IT seems all Europeans have their own unique DNA when it comes to interior styles, like stripes that never go away.
In our last property magazine, I explained how I could tell with near 100% accuracy where the owners of a home were from depending on their interiors.
Kicking off the Design World Cup, I pitted the furniture-loving Brits against the minimalist Swedes.
This edition I take a look at the precision-loving Germans and colour-mad Spaniards.
Order, grunge and gemütlichkeit!
Germans have a long history with industrial craftsmanship, producing designs systematically and methodically with a rigorous and refined approach to quality. Bauhaus, BMW and beer are all products of this ‘mit Präzision’ mentality! And when it comes to their way of living (Germans have a problem with voluptuous and fussy interiors) you can easily see their love for clean, straight lines. They tend to focus on one statement piece of furniture at a time rather than an overall concept, and they do it themselves – hiring an interior designer is a no-no! Seeing the home as an arena for self-expression is a completely outlandish idea to orderly German minds!
Please follow the instructions below to give your home the Deutsch touch:
- In every self-respecting German home there should be a brown leather sofa, preferably a 1960s Conseta model. No IKEA-wannabes please! Alternatively, opt for a very complicated module sofa, one that’s hell to hoover underneath and impossible to get up from!
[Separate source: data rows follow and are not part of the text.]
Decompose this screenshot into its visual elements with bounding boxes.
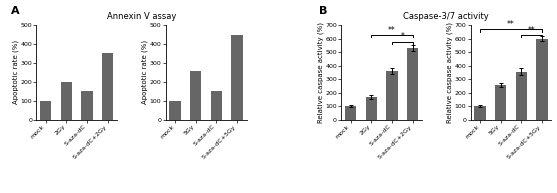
Text: **: ** [528, 26, 536, 35]
Bar [231, 35, 243, 120]
Text: **: ** [388, 26, 396, 35]
Bar [40, 101, 51, 120]
Bar [474, 106, 486, 120]
Text: *: * [400, 32, 404, 41]
Bar [81, 91, 92, 120]
Y-axis label: Relative caspase activity (%): Relative caspase activity (%) [447, 22, 453, 123]
Bar [61, 82, 72, 120]
Bar [345, 106, 356, 120]
Y-axis label: Relative caspase activity (%): Relative caspase activity (%) [317, 22, 324, 123]
Bar [407, 48, 418, 120]
Bar [516, 72, 527, 120]
Bar [211, 91, 222, 120]
Y-axis label: Apoptotic rate (%): Apoptotic rate (%) [142, 40, 148, 104]
Bar [536, 39, 548, 120]
Bar [365, 97, 377, 120]
Bar [102, 53, 114, 120]
Bar [169, 101, 180, 120]
Text: B: B [319, 6, 327, 16]
Text: **: ** [507, 20, 515, 29]
Bar [386, 71, 398, 120]
Text: Caspase-3/7 activity: Caspase-3/7 activity [403, 12, 489, 21]
Bar [495, 85, 506, 120]
Bar [190, 71, 202, 120]
Text: A: A [11, 6, 19, 16]
Y-axis label: Apoptotic rate (%): Apoptotic rate (%) [12, 40, 19, 104]
Text: Annexin V assay: Annexin V assay [106, 12, 176, 21]
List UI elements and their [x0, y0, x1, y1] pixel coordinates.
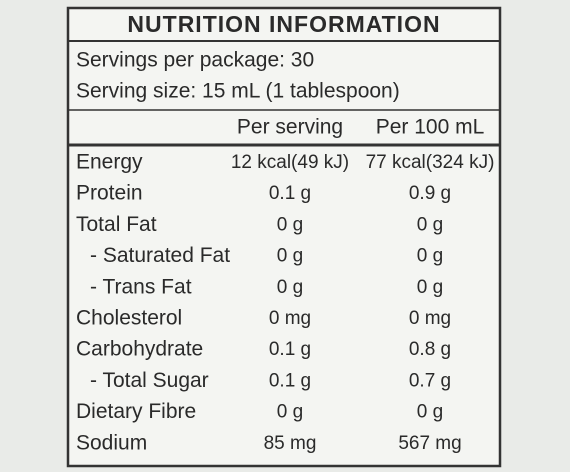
nutrient-value: 0.7 g: [409, 370, 451, 391]
nutrient-name: - Saturated Fat: [90, 244, 230, 267]
nutrient-value: 0 g: [277, 402, 303, 423]
nutrient-value: 0 mg: [409, 308, 451, 329]
serving-info: Servings per package: 30: [76, 49, 314, 72]
label-border: [66, 6, 502, 468]
nutrient-name: Cholesterol: [76, 307, 182, 330]
nutrient-name: Dietary Fibre: [76, 400, 196, 423]
nutrient-name: Sodium: [76, 431, 147, 454]
nutrient-value: 567 mg: [398, 433, 461, 454]
nutrient-name: - Trans Fat: [90, 275, 192, 298]
nutrient-name: Carbohydrate: [76, 338, 203, 361]
nutrient-name: Protein: [76, 182, 143, 205]
nutrient-value: 0.1 g: [269, 339, 311, 360]
serving-info: Serving size: 15 mL (1 tablespoon): [76, 80, 400, 103]
nutrient-value: 0.1 g: [269, 183, 311, 204]
nutrient-value: 0 g: [417, 214, 443, 235]
nutrient-value: 0 g: [417, 277, 443, 298]
nutrient-value: 0 g: [277, 246, 303, 267]
nutrient-value: 0.8 g: [409, 339, 451, 360]
column-header: Per 100 mL: [376, 116, 485, 139]
nutrient-value: 0 g: [277, 277, 303, 298]
nutrient-name: Total Fat: [76, 213, 157, 236]
nutrient-value: 0.9 g: [409, 183, 451, 204]
nutrient-value: 0 g: [417, 246, 443, 267]
nutrient-value: 0 g: [417, 402, 443, 423]
column-header: Per serving: [237, 116, 343, 139]
nutrient-value: 0 mg: [269, 308, 311, 329]
nutrient-value: 0.1 g: [269, 370, 311, 391]
nutrient-name: - Total Sugar: [90, 369, 209, 392]
nutrient-value: 0 g: [277, 214, 303, 235]
nutrient-value: 12 kcal(49 kJ): [231, 152, 349, 173]
nutrient-value: 85 mg: [264, 433, 317, 454]
title: NUTRITION INFORMATION: [127, 11, 440, 37]
nutrient-value: 77 kcal(324 kJ): [366, 152, 495, 173]
nutrient-name: Energy: [76, 151, 143, 174]
content: Servings per package: 30 Serving size: 15…: [76, 49, 494, 455]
- Bare brickwork walls and concrete ‘bunker style’ are popular design themes.
- Organise your home with floor-to-ceiling modular shelves and containers. There should be no clutter on view.
- Gemütlischkeit demands plenty of throws, cushions and carpets. If you want to enhance the arty crafty feel, throw in a lambskin.
- A square fireplace (no frills or mantelpiece) is a must, accessorised with honey candle lights and a wooden floor – zehr naturlisch!
- For the finishing touch, something olde worlde. Why not a cuckoo clock?
Colour, colour y mas colour!
How can I describe the art of Spanish interior design in just a few words? It’s virtually impossible because minimalistic they are not. Their motto is ‘more is more’ – and the more furniture/colours/objets d’art, the better!
Also alien to the Spanish homeowner is the concept common in this age of over-consumption that when something is out of fashion, it gets chucked out and replaced by something more modish. This does not work for a Spaniard but honestly – why should it? We humans are all hamster hoarders at heart, but we have a problem admitting it.
Spaniards don’t. Therefore you may have difficulty navigating a Spanish home because of the hulking medieval cupboards, sideboards, bookcases and chiffoniers blocking your way to the bathroom. It’s like an adventure into the Amazon jungle without a map.
However, for those who are anal about organisation (like the Germans), the Spanish interior style is utterly liberating! If you want your home to be vibrant, full of life and furniture and with a colour scheme that will have paint supply companies laughing all the way to the bank, you should do as follows:
- Choose distinct, strong colours for your walls. To achieve this psychedelic schizophrenic look, every room must be different, from the porch to the garage and even the dog kennel house! Think fuchsia, neon-carrot, toxin green, bubblegum pink and custard sauce yellow.
- Buy chunky, heavy dark brown furniture and let no space come between them when you line them up along the walls. Olé!
- Install double lines of curtains. And awnings. And blinds. And blackouts. And use the electricity sparingly. Think dark side of the moon, then you are on the right path.
- Why be practical when you can run with wet laundry up two staircases instead? Always keep the washing machine in the kitchen/basement – that way, you get your daily exercise without thinking of it!
- Stash all your 101 cleaning products – the exterminate-everything-including-yourself stuff – in one of your many wardrobes. Not space enough ? Buy a bigger house, hombre!